The Buffalo native and Florida resident also married businessman Taylor Gahagen in 2021. Gahagen helps “holds down the fort” at home with the couple’s dogs and travels with her when possible. He is with her in Indian Wells.

“I have an amazing support system,” Pegula says.

Despite winning 10 WTA singles titles, achieving a career singles high of No. 3 in 2022 and the No. 1 doubles ranking, Pegula’s low-key demeanor means she flies a bit under the radar.

She’s not one for fashion statements, outlandish antics or attention-seeking initiatives, her joint podcast with close friend Madison Keys notwithstanding.

Instead, Pegula tends to go about her business quietly, relying on a calm temperament and a methodical style that wears opponents down over time.

She gets the job done — the Tim Duncan of the women’s tour.

“She’s just all about lacing them up and competing between the lines, and then trying to be as big an asset as she can to her peers off the court,” says Mark Knowles, the former doubles standout who has shared coaching duties with Mark Merklein since early 2024.

“I think one of her great attributes is she’s very level-headed,” Knowles adds. “She doesn’t get too high, doesn’t get too low.”

Her tennis identity echoes her steadiness.

Instead of bludgeoning opponents with power, the 5-foot-7 Pegula beats them with savvy, steadiness and tactical variety. A careful student of the game, she studies matchups and patrols the court with a composed efficiency that incrementally drains big hitters and outmaneuvers most rivals long before the final score confirms it.

Keys calls that consistency her “superpower.”

“She doesn’t lose matches that she shouldn’t lose,” the 2025 Australian Open champion said this week.

Because of injuries in the early part of her career, Knowles says Pegula might have less wear-and-tear than other players her age. And he and her team have prioritized rest and recovery, which included the decision to skip the tournament in Doha last month following her tiring Australian Open run.

On brand, there was no panic in Pegula after dropping the first set in her two matches so far at Indian Wells. As she’s done all season, she steadied herself to earn three-set wins.

Bucket-list goals remain, however. Chiefly, capturing a Grand Slam title.

Jessica Pegula returns a shot to Jelena Ostapenko during the BNP Paribas Open in Indian Wells on Monday.

Jessica Pegula returns a shot to Jelena Ostapenko during the BNP Paribas Open in Indian Wells on Monday.

(Matthew Stockman / Getty Images)

Pegula jokes that she briefly interrupted a run of American female success when she fell in the 2024 U.S. Open final to No. 1 Aryna Sabalenka. But seeing close friend and teenage phenom Keys capture her major in Melbourne last year — after many wondered if her window had passed — hit closer to home.

“I think Madison winning Australia just motivated me even more,” Pegula says.

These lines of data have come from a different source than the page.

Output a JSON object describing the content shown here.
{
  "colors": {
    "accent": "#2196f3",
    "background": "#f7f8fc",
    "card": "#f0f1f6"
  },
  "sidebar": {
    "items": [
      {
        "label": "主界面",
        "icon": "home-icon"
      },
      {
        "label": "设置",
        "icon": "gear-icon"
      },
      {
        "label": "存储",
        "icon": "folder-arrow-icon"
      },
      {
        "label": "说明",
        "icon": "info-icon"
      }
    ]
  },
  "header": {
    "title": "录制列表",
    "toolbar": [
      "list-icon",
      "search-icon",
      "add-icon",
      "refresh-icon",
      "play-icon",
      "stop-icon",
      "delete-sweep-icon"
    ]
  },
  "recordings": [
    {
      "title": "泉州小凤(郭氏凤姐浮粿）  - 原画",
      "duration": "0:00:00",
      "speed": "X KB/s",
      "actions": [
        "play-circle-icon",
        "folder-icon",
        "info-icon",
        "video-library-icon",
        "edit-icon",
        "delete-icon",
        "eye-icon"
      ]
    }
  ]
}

Although Pegula believes she is among the best hardcourt players in women’s tennis, that confidence hasn’t translated into success in the California desert. She has reached the quarterfinals just once in 10 previous appearances in Indian Wells.

“Why not try and add that one to the resume?” says Knowles, noting that she had never won the title in Dubai until last month. “She’s playing still at a very high level.”

Pegula says the key to keeping things fresh is maintaining her love of the game by continuing to improve and experiment with new ideas, a process that keeps her engaged mentally and eager to compete.

“I’m not afraid to kind of take that risk of changing and working on different things,” she says, “which just keeps my mind working and problem solving.”

For a player who never needed tennis, she remains determined to see how much more it can give her.